Take the cell phone for example, or substitute some other situation common to your child. We had very clear limits set for cell phone use when our children were younger. We also had more than one (as in lots and lots!) of occasions to "try again." As tempting as it is to threaten the end of all cell phone use forever, that is not really helpful! 
We would say something like, "It looks like I'll have to hold on to your phone now. You know, I want you to be able to have that cell phone, (or play with that toy, or have a friend over) as much as you do. You and I want the same thing! I want to help you get back to enjoying that freedom. What is a good path back from where we are? Let's see what we can do to get you what you want."
Be sure to set a finite time when your child can "try again." As I said, sometimes it can be right away, but with our children who tend to emotional escalation, it is more common for the do-over to take some time. It is always helpful to keep it as short a time as possible. We want to communicate our hope and confidence in their ability to make good choices through letting them know we are prepared to give them another chance from the beginning.  

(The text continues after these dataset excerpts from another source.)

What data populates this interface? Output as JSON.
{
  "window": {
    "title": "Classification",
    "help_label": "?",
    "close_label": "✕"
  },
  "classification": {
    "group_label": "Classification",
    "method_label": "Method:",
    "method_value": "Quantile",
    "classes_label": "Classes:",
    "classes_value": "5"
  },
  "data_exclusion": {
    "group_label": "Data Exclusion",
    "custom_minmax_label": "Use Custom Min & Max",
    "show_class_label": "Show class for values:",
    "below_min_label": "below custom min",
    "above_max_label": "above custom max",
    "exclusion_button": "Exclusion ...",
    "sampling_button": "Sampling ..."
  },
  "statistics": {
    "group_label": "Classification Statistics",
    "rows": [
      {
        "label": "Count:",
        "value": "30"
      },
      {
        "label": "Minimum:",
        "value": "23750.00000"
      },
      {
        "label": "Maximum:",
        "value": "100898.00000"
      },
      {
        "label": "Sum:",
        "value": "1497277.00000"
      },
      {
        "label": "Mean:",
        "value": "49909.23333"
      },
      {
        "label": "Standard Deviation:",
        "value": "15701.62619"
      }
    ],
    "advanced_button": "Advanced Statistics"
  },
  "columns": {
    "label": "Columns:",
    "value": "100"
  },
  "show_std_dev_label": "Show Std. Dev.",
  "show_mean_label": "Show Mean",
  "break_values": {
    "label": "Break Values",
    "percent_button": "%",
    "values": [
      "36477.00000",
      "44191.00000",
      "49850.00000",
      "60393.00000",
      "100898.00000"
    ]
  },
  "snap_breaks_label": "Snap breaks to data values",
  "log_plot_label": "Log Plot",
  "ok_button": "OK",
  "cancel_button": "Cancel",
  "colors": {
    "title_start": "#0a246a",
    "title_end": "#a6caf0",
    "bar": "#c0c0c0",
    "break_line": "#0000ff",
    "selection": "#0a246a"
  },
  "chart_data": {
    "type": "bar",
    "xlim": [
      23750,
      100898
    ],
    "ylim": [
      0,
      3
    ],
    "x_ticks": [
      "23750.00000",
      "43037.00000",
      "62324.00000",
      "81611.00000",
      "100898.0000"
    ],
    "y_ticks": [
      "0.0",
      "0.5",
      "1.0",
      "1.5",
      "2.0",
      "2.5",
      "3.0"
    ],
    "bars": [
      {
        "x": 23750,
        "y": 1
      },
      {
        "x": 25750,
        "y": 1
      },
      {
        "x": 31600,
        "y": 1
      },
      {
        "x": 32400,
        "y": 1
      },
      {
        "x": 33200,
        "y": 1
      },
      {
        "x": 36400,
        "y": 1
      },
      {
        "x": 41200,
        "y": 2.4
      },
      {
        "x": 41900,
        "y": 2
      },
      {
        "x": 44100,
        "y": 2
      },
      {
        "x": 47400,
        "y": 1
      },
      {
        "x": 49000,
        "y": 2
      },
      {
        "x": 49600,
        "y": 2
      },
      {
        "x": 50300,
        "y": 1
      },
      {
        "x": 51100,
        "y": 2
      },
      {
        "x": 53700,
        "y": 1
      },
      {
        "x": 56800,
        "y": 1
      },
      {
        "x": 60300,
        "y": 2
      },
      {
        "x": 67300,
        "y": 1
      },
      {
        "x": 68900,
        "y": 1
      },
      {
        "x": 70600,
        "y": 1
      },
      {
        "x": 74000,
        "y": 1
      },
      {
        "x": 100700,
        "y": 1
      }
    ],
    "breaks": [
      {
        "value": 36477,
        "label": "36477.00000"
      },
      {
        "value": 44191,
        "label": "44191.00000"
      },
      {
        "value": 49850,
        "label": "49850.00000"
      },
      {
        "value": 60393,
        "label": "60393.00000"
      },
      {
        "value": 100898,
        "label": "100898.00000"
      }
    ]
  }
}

  1. Oh Beth, I love this post. Such a beautiful, hope-filled way to parent through the tough times. Thank you for painting a picture for us of what this looks like in real life, because many of us weren't parented in this way, so we don't have a model of what this looks like. Great post!

  2. Dana, thank you for your encouraging words. It is so key that we find ways to live that are hope-filled, right?! Blessings on you and your family.